About

Why Noise

The immediate aftermath of the 2024 presidential election saw many Democratic strategists questioning the worth of their industry. Despite massive fundraising, a highly experienced and enthusiastic ground game, and the most sophisticated analytics for targeting and messaging, the country moved drastically rightwards, toward an aging, incoherent, twice-impeached, convicted felon.

Many post-mortems have questioned: How do Democrats break through the noise and get their message through the background? At Blue Noise, we are asking a different question: How can Democrats create the noise? How can we make our issues the issues that permeate the electorate?

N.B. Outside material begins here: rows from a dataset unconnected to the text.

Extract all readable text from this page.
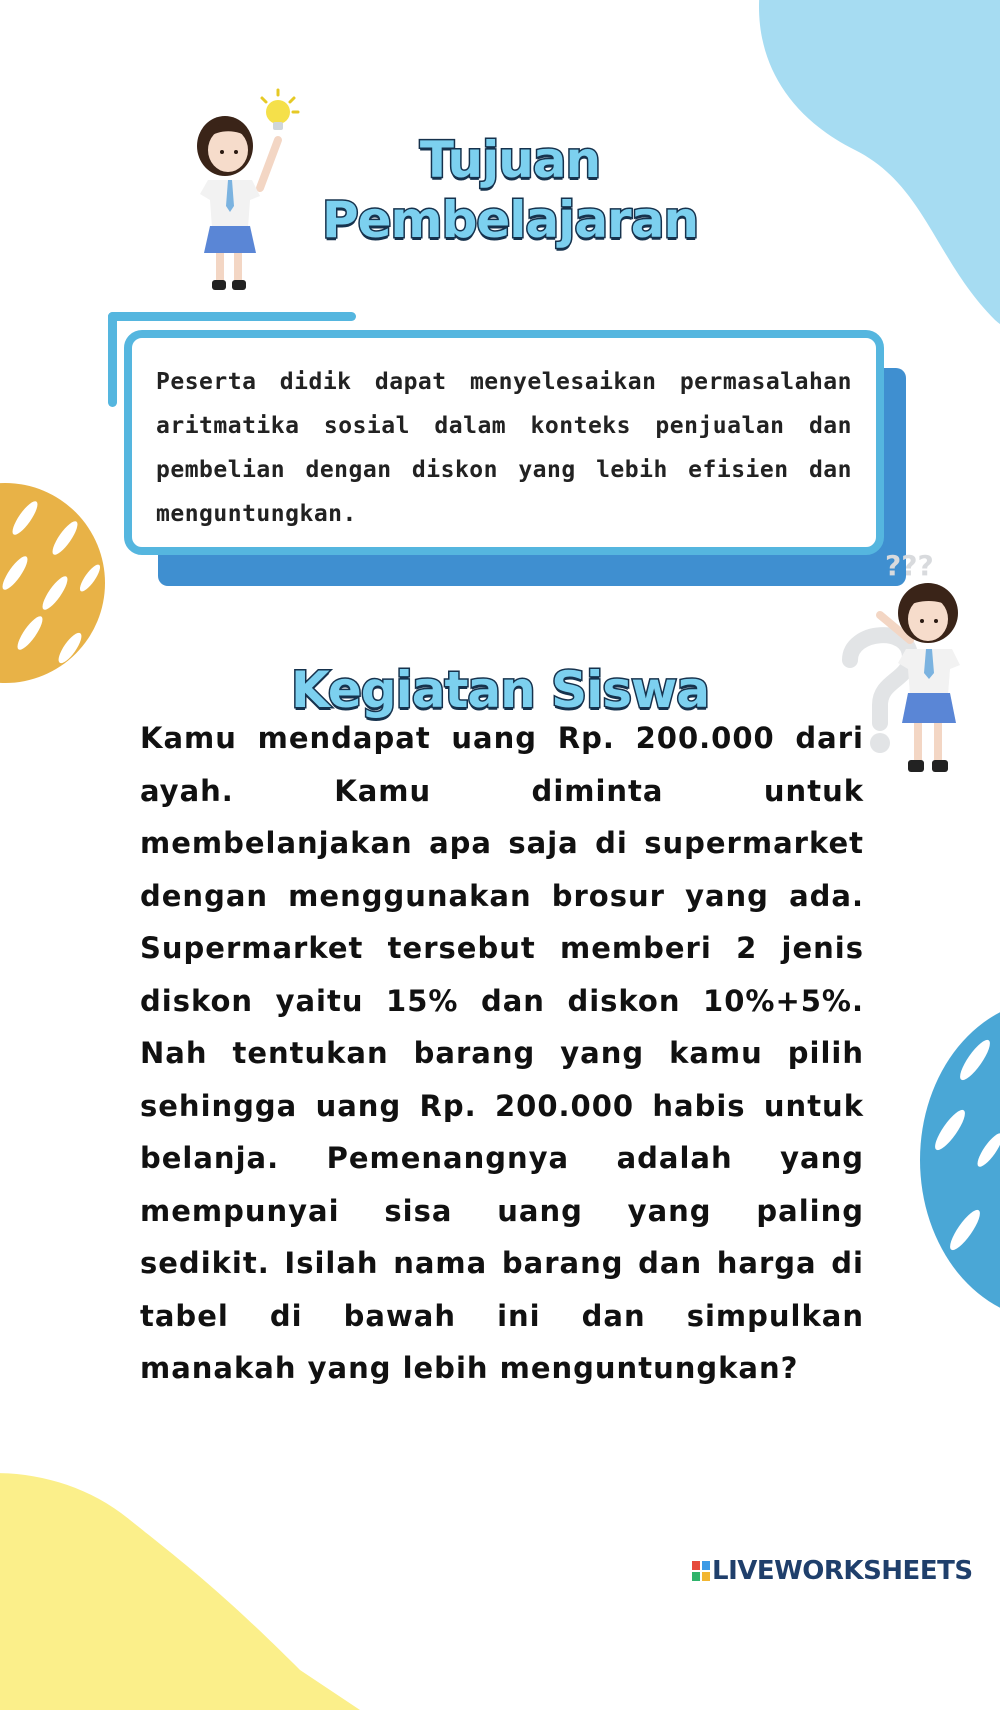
Tujuan
Pembelajaran

Peserta didik dapat menyelesaikan permasalahan aritmatika sosial dalam konteks penjualan dan pembelian dengan diskon yang lebih efisien dan menguntungkan.

???
Kegiatan Siswa

Kamu mendapat uang Rp. 200.000 dari ayah. Kamu diminta untuk membelanjakan apa saja di supermarket dengan menggunakan brosur yang ada. Supermarket tersebut memberi 2 jenis diskon yaitu 15% dan diskon 10%+5%. Nah tentukan barang yang kamu pilih sehingga uang Rp. 200.000 habis untuk belanja. Pemenangnya adalah yang mempunyai sisa uang yang paling sedikit. Isilah nama barang dan harga di tabel di bawah ini dan simpulkan manakah yang lebih menguntungkan?

LIVEWORKSHEETS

How do we fight elections on our terms?

The goal of a campaign is to resonate with the electorate. But in many physical systems, resonance is only achieved at some level of optimal noise. We want to create that aether.

About Me.

I’ve been working adjacent to politics since the 2020 election, when I took a leave of absence from my PhD to work at BallotReady. I spent the next four years leading a data science team at MissionWired, helping to build the premier digital fundraising machine learning models that have helped Democrats build the war chests they need to win tight elections. I’ve worked with Data for Progress to analyze polls for the 2022 midterm elections and volunteered with Tech for Campaigns to help Michigan state representative Denise Mentzer win a tight re-election.

My previous life was an aspiring mathematician: I designed algorithms for representing high-dimensional data efficiently and with as little distortion as possible. You can find my PhD dissertation and Google Scholar page to see my research interests.

If there were a single theme in my career, it would be breadth. Working in the liminal space between fields puts a premium on communication and translation: understanding the problems in one field, translating those problems (and just as importantly, the intuition of experts) into math, and then back.


Political work has been the ultimate interdisciplinary challenge. There’s a deluge of data but only a handful of elections where methods can be validated, and so working closely with campaign experts is the most important skill for a data scientist. Since the 2024 election, I have devoted myself to fight against our instinct towards the McNamara Fallacy: how can we use math to solve the hardest questions in strategy rather than only posing questions that existing methods can answer?